1. Aisle or chair decor. Sure, it’s a nice touch, but it’s by no means a necessity. And it’s one extra thing someone will have to finagle pre-ceremony. If you're looking to cut back on needless expense and hassle, aisle decor is an easy thing to axe from your checklist. And by cutting back here, you can splurge a little more on your wedding bouquet or reception decor.
2. Place cards. Want to save yourself an insane wedding hassle? Don't spring for calligraphied place cards, or any place cards at all! Skip the seating chart and let people sit where they want. They’ll have a better time anyways. If you're still worried people will keep to themselves and end up feeling excluded, try serving a family-style meal, and seat your guests at long, rectangular tables instead of rounds.
3. Wedding menus. Be kind to your wedding budget by skipping on all extraneous bits of pretty paper. Rather than paying for wedding menus for every guest write the menu on a chalkboard or fold-out sign, restaurant-style. It saves trees, and it saves you money. Double-win.

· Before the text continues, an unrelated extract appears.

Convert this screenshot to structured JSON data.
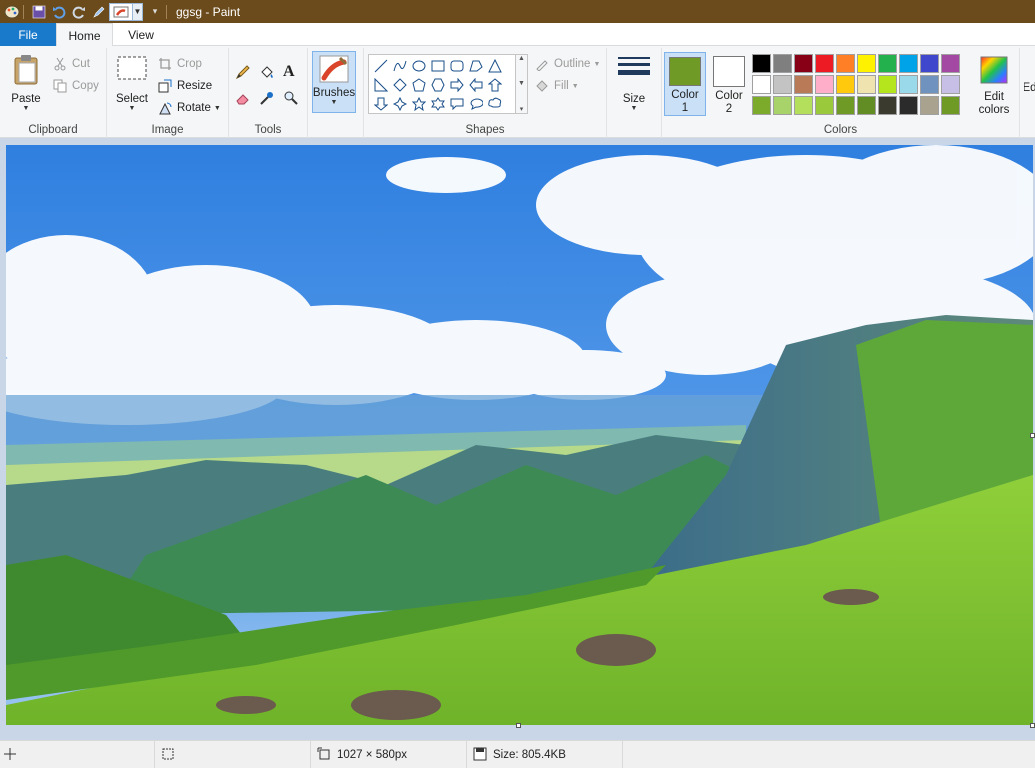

5. Chair covers/chair decor. Rather than paying to rent fancy formal seat covers, or sprucing chairs up with flowers and other fanciness, try this idea instead - rent a chair you can actually stand to look at, as is. (It's also worth mentioning that white satin seat covers are starting to look a tad dated.)
6. Uplighting. While your wedding won’t look like a wedding pulled straight from “My Fair Wedding With David Tutera”, you'd be surprised how far a dimmer switch, candlelight, or a few strands of string lights can go towards create a little ambience. Get a good idea of what your venue can do for you regarding the lighting situation before you splurge on fancy lighting features.
7. Flower girls and ring bearers. Let’s face it, half the time they have to be escorted down the aisle by their parents, and they have been known to frequently cry, talk loudly, sing, or boogie down mid-ceremony. If there's not an adorable little kid in your life who can walk six yards without having an emotional breakdown, leave the little ones out of your wedding party.
8. The garter and bouquet toss. The garter toss has always been a little tacky, hasn't it? And the bouquet toss scramble is a rather humiliating exercise for all single women everywhere. I haven't been to a wedding in the last three years that involved a garter or bouquet toss, which is good indication the tides may be turning against dated wedding traditions like these.
9. The wedding DJ. Having someone emcee your celebration is really only useful if you're having a very large wedding. (Or if you have your heart set on seeing 100 people do "The Electric Slide" in sync.) If you're keeping it small, you can easily nix hiring a DJ from your checklist, borrow some decent sound equipment, and let an iTunes playlist do all the work instead.
10. The unity ceremony. Fun fact: you are not legally required to pour sand into a glass or light a candle in order to get married. If you find these symbolic gestures a little hokey, tell your officiant you'd like to omit them from your wedding ceremony. Don't ever do anything because you feel your ceremony should be longer - your guests will be pleasantly surprised that it's so brief.